The movie begins with us being introduced to a gang of dacoits in the Chambal lead by Man Singh. Very soon there is a rift within the gang and one of the key reasons for that was the decision of one gang member Lakhna to help a woman named Indumati in saving a molested child. Set in the backdrop of the emergency that happened in the Indira Gandhi era, Sonchiriya is a disturbing and cinematically captivating experience.
If any of you left the theater with a heavy heart after watching the movie Udta Punjab (writer-director duo’s previous film) thinking about the character played by Alia Bhatt, then I would easily recommend this movie to you. Sonchiriya isn’t trying to justify any act of cruelty. It is actually sympathizing with a lot of people who are thrown into this lawless ambiance and are forced to believe that this is everything. In one scene, one dacoit is talking optimistically about surrendering to the police and the fact that he is looking at jail term as an escape from the dreaded life he lives now itself shows the hopelessness in that world. There was another scene where the character of Vakil Singh realizes about an ideological betrayal. The eventful second half of Sonchiriya that has many similar scenes which sort of explains the reasons and backdrops of almost all its characters makes it a great film.

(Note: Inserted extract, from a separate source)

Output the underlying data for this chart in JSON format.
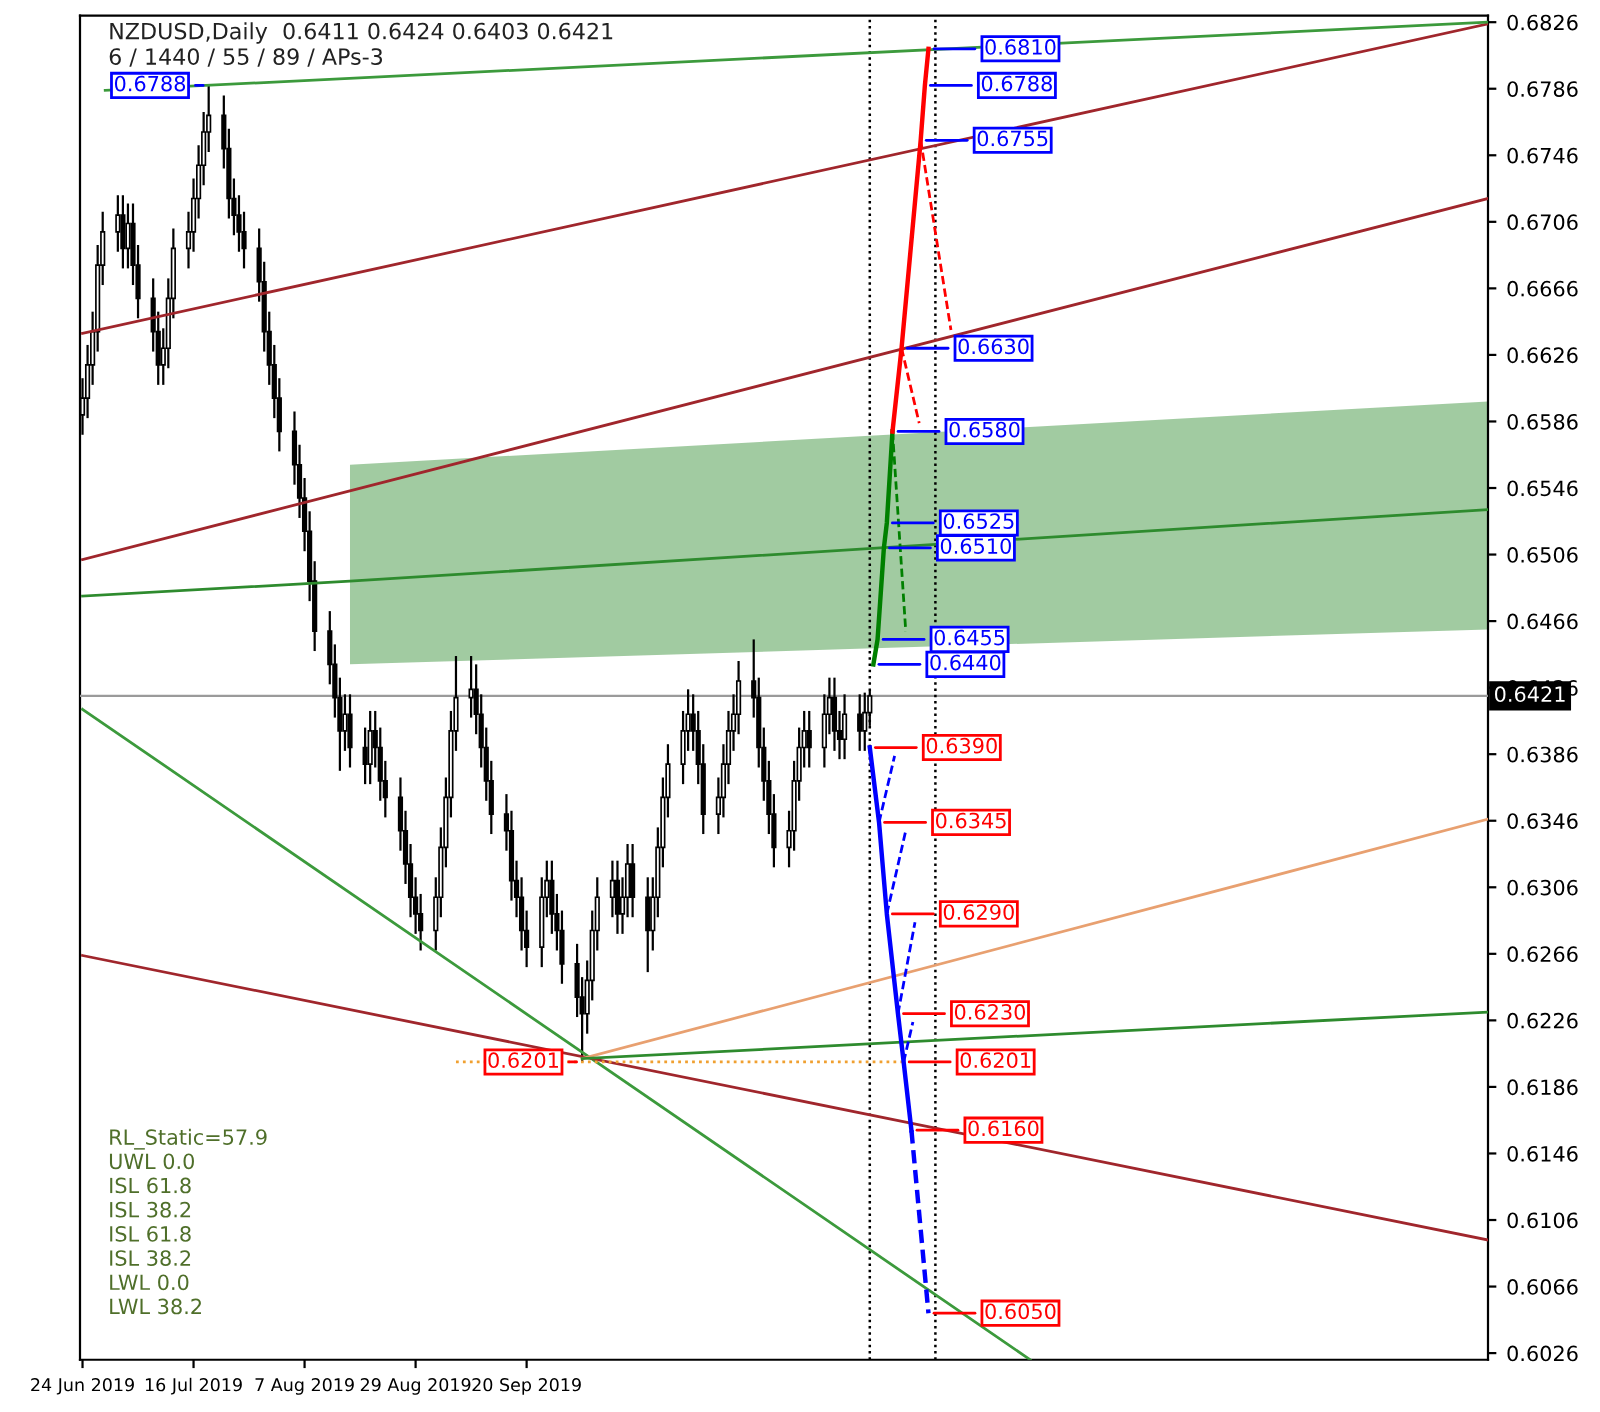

The cast of this movie is really top notch. Sushant Singh Rajput isn’t playing the typical hero here. He is as distracted and disturbed as Vakil Singh played by Ranvir Shorey. The actor maintains the roughness and manages to add those minimal bits of humanity which makes him the easily likable one among the dacoits. Bhumi Pednekar is also very convincing as the tough woman. In this testosterone-rich environment, Chaubey and Sharma decided to make their female protagonist a fighter on an emotional level. There is a big why surrounding the character of Indumati and the moment it is revealed the story becomes even more heartbreaking. Manoj Bajpayee, the veteran among the actors in this genre is given the character of veteran Man Singh and he effortlessly makes him that guy who has seen it all and realized the consequences. Ranvir Shorey is the angriest one in the gang and as I mentioned above there was a scene where he breaks down realizing the lie he believed till date and it did make an impact. Ashutosh Rana goes back to a fully negative character, but there also Sudip Sharma gives him a solid reason. There are so many actors as various gang members including one legendary Chambal character and they were all pretty effective.
Abhishek Chaubey once again chooses the rural Indian texture and this time it is the backdrop of the lawless phase of the Chambal. The way this movie approaches the atmosphere is really gripping. The political climate and the caste system had a role in the whole Chambal history and Sudip Sharma blends it inside the story very effectively. The movie isn’t reduced to a socio-political drama. The bloodshed here is brutal and the film is certified A by the censors. The back and forth style of the screenplay manages to create a sense of intrigue in the viewers. The breathtaking cinematography by Anuj Rakesh Dhawan and the timely cuts by Meghana Sen contribute hugely to this drama. Vishal Bhardwaj has done the songs and the Sonchiriya song and its usage in the film was really powerful.
Sonchiriya is a brilliantly crafted movie. It is political, it is authentic and it is nuanced. We as viewers usually manage to predict the death of characters when they start to talk about their dreams. The making of Sonchiriya was so good that it managed to take away the predictability from such clichés which are there in the film.
Sonchiriya is a brilliantly crafted movie. It is political, it is authentic and it is nuanced.